Membagikan "ANALISIS SISTEM PERINGKAT BAHAYA KEBAKARAN UNTUK DESKRIPSI KEJADIAN KEBAKARAN HUTAN/LAHAN DI PROVINSI KALIMANTAN TENGAH"

Copied!
13
0
0

Teks penuh

(1)

ANALISIS SISTEM PERINGKAT BAHAYA KEBAKARAN UNTUK

DESKRIPSI KEJADIAN KEBAKARAN HUTAN/LAHAN DI PROVINSI

KALIMANTAN TENGAH

Yenni Vetrita*1, Indah Prasasti*, Nur Febrianti*, Widya Ningrum* * Peneliti Pusat Pemanfaatan Penginderaan Jauh LAPAN

yenni.vetrita@gmail.com

ABSTRAK

Sistem peringatan dini untuk bahaya kebakaran sudah cukup lama dikembangkan, baik di dunia internasional maupun secara nasional. Sistem ini digunakan dengan tujuan untuk meminimalkan risiko kebakaran hutan/lahan. Salah satu sistem yang banyak digunakan di Indonesia adalah Fire Danger Rating System (SPBK) atau Sistem Peringkat Bahaya Kebakaran (SPBK) yang diadopsi dari Kanada. Lembaga Penerbangan Antariksa dan Antariksa Nasional (LAPAN) telah mengembangkan sistem ini dan dioperasionalisasikan sejak tahun 2005 menggunakan data penginderaan jauh. Dalam penelitian ini kami melakukan validasi untuk menguji sensitivitas dua kode SPBK dalam mendeteksi kebakaran yang telah terjadi di Kalimantan Tengah pada tahun 2011 yaitu Fine Fuel Moisture Code (FFMC) dan Drought Code (DC). Data yang digunakan adalah SPBK LAPAN yang dianalisis secara time series selama periode 2 bulan menjelang terjadinya kebakaran hingga 1 bulan setelah kebakaran, data pemadaman dari Kementerian Kehutanan, hotspot Terra/Aqua MODIS, dan administrasi wilayah Kalimantan Tengah.
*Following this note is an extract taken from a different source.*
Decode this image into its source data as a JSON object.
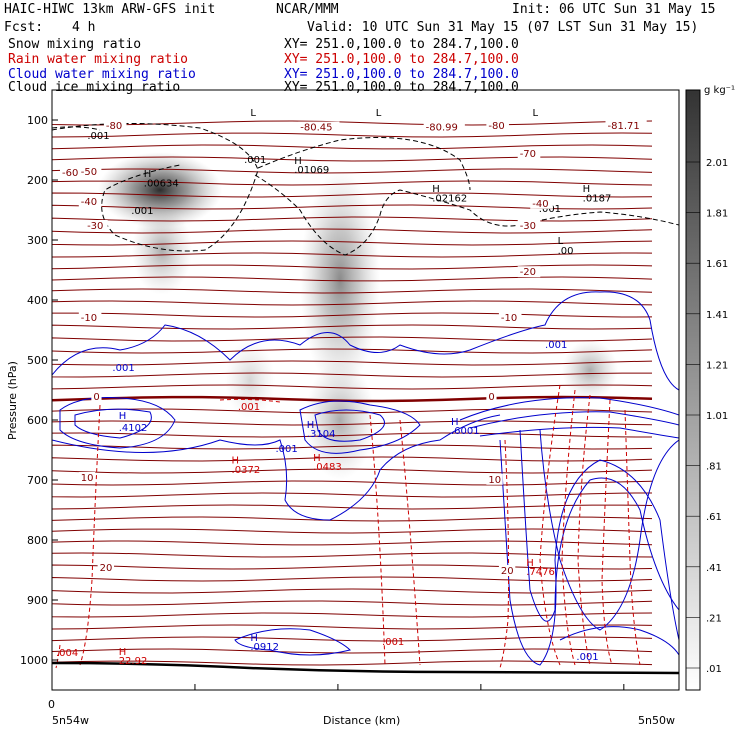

Dari analisis sebaran waktu data SPBK sebelum kebakaran hingga puncak waktu kebakaran, hasil yang diperoleh menunjukkan bahwa Drought Code (DC) menunjukkan nilai yang signifikan terus meningkat sejak 2 bulan menjelang kejadian kebakaran dan mengalami penurunan sesudah kebakaran. Demikian pula dengan FFMC yang juga menunjukkan peningkatan dari kelas rendah hingga mencapai ekstrim pada periode kebakaran. Kedua parameter terlihat dapat mendeskripsikan kejadian kebakaran dengan baik. Namun DC yang diperoleh dari dua buah input, yaitu curah hujan dan suhu, lebih terlihat signifikan naik 2 bulan menjelang kebakaran dibandingkan FFMC. Faktor curah hujan merupakan pengaruh paling utama dalam mendeteksi kejadian kebakaran. Oleh karena itu, DC dan FFMC dapat dijadikan sebagai parameter utama yang harus diperhatikan dalam mendeteksi kebakaran hutan menggunakan data SPBK berbasiskan penginderaan jauh.

(2)

Kata kunci: Drought Code, Fine Fuel Moisture Code, Validasi, Kebakaran hutan/lahan, Kalimantan Tengah.

ABSTRACK

Early warning systems for fire danger has long been developed, both internationally and nationally. This system is used to minimize the risk of forest/land fires. One widely used system in Indonesia is the Fire Danger Rating System (FDRS )adopted from Canada. Indonesian National Institute of Aeronautics and Space (LAPAN) has developed this system and operationalized since 2005 using remote sensing data. In this study we perform validation to investigate the sensitivity of the two codes i.e. the Fine Fuel Moisture Code (FFMC) and Drought Code (DC) for detecting fires occurred in Central Kalimantan in 2011. The data used are FDRS LAPAN which analyzed time series over a period of 2 months before the fire until 1 month after the fire, suppression data from the Ministry of Forestry, hotspot Terra / Aqua MODIS, and administrative areas of Central Kalimantan. The results indicate that the Drought Code (DC) showed significant rise since 2 months before fires and decreased after the fire. It is similar to that found in the FFMC. However, DC which obtained from two inputs i.e. rainfall and temperature, was significantly increased 2 months before the fire than that FFMC. Therefore, these two parameters appear well to describe fires. Rainfall is the most important factor influence in fire behaviour. Therefore, DC and FFMC can be used as the main parameter that must be considered to mitigate forest/land fires using FDRS based remote sensing data.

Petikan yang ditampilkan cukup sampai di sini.